(311) Spengler konnte sich nicht erinnern…

Spengler konnte sich nicht erinnern, wie lange er bereits mit Orfea zu Gange war, als er plötzlich einen spitzen Schrei hörte. Gaia, seine Frau, war unbemerkt von ihm ins Zimmer gekommen.

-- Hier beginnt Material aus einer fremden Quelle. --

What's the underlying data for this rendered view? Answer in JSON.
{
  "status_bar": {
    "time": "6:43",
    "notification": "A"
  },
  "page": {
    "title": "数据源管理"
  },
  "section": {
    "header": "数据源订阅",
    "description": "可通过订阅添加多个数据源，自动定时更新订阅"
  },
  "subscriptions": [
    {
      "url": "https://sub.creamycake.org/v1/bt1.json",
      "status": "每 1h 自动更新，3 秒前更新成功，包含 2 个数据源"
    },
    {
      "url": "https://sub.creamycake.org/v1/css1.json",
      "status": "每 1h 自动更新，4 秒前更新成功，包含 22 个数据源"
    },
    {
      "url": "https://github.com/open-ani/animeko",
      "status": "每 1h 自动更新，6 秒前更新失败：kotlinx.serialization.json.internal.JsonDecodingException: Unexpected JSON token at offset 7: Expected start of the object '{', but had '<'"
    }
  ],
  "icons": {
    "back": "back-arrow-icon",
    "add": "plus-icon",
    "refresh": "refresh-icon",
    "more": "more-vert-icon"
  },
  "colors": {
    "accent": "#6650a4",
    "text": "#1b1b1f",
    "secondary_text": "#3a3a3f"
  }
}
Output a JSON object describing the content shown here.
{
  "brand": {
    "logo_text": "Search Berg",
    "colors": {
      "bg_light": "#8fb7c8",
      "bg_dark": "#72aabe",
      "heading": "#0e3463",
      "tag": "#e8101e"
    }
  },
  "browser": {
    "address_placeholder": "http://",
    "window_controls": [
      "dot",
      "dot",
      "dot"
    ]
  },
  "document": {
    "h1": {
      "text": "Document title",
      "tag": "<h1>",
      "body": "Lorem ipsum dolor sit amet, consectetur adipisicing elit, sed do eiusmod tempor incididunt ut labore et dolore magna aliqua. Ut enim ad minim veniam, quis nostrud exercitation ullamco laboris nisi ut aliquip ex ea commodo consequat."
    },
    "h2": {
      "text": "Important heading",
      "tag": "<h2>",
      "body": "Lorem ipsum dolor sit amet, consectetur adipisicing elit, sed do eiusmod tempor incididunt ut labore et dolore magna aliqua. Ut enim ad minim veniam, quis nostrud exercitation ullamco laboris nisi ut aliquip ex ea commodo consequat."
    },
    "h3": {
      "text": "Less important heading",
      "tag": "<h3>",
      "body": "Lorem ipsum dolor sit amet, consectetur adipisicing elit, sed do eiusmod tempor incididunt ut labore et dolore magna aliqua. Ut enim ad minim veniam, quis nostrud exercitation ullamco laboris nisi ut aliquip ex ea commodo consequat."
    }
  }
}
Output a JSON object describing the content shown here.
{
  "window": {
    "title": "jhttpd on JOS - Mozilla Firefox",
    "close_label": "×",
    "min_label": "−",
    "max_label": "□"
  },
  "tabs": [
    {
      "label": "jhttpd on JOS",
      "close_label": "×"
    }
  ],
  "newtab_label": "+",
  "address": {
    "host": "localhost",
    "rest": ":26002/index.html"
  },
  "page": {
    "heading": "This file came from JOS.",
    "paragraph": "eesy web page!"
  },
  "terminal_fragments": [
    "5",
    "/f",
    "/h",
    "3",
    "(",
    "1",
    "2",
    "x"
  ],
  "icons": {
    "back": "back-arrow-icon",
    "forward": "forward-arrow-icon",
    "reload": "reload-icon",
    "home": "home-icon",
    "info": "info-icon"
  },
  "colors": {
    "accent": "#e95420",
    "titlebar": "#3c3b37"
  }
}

„Du Schwein“, schrie sie. „Du hast unsere Abmachung gebrochen!“ Sie selbst war an Haar, Makeup und Kleidung verwüstet. Allerdings hatte sie sich der Abmachung entsprechend verhalten und ihr amouröses Abenteuer außerhalb der gemeinsamen Räume genossen. Spengler hatte nicht damit gerechnet, dass sie so schnell zurückkehren würde. Er erhob sich, aber bevor er die richtigen Worte gefunden hatte, stand Orfea vor ihm und schleuderte Gaia entgegen: „Wie können Sie es wagen, uns hier zu stören? Verlassen Sie sofort diesen Raum.“

Gaia rümpfte die Nase. „Was glauben Sie denn, was Sie hier für Rechte haben, Sie hässliche Kreatur.“ Bevor sie sich wehren konnte, hatte Orfea sie geohrfeigt. Kurzer Moment der Stille, in der sich die drei Protagonisten sammelten – Spengler und Orfea nackt mit verschmierten Puderschlieren am Körper, Gaia Spengler vernachlässigt angezogen mit einem röter werdenden Handabdruck auf der Wange.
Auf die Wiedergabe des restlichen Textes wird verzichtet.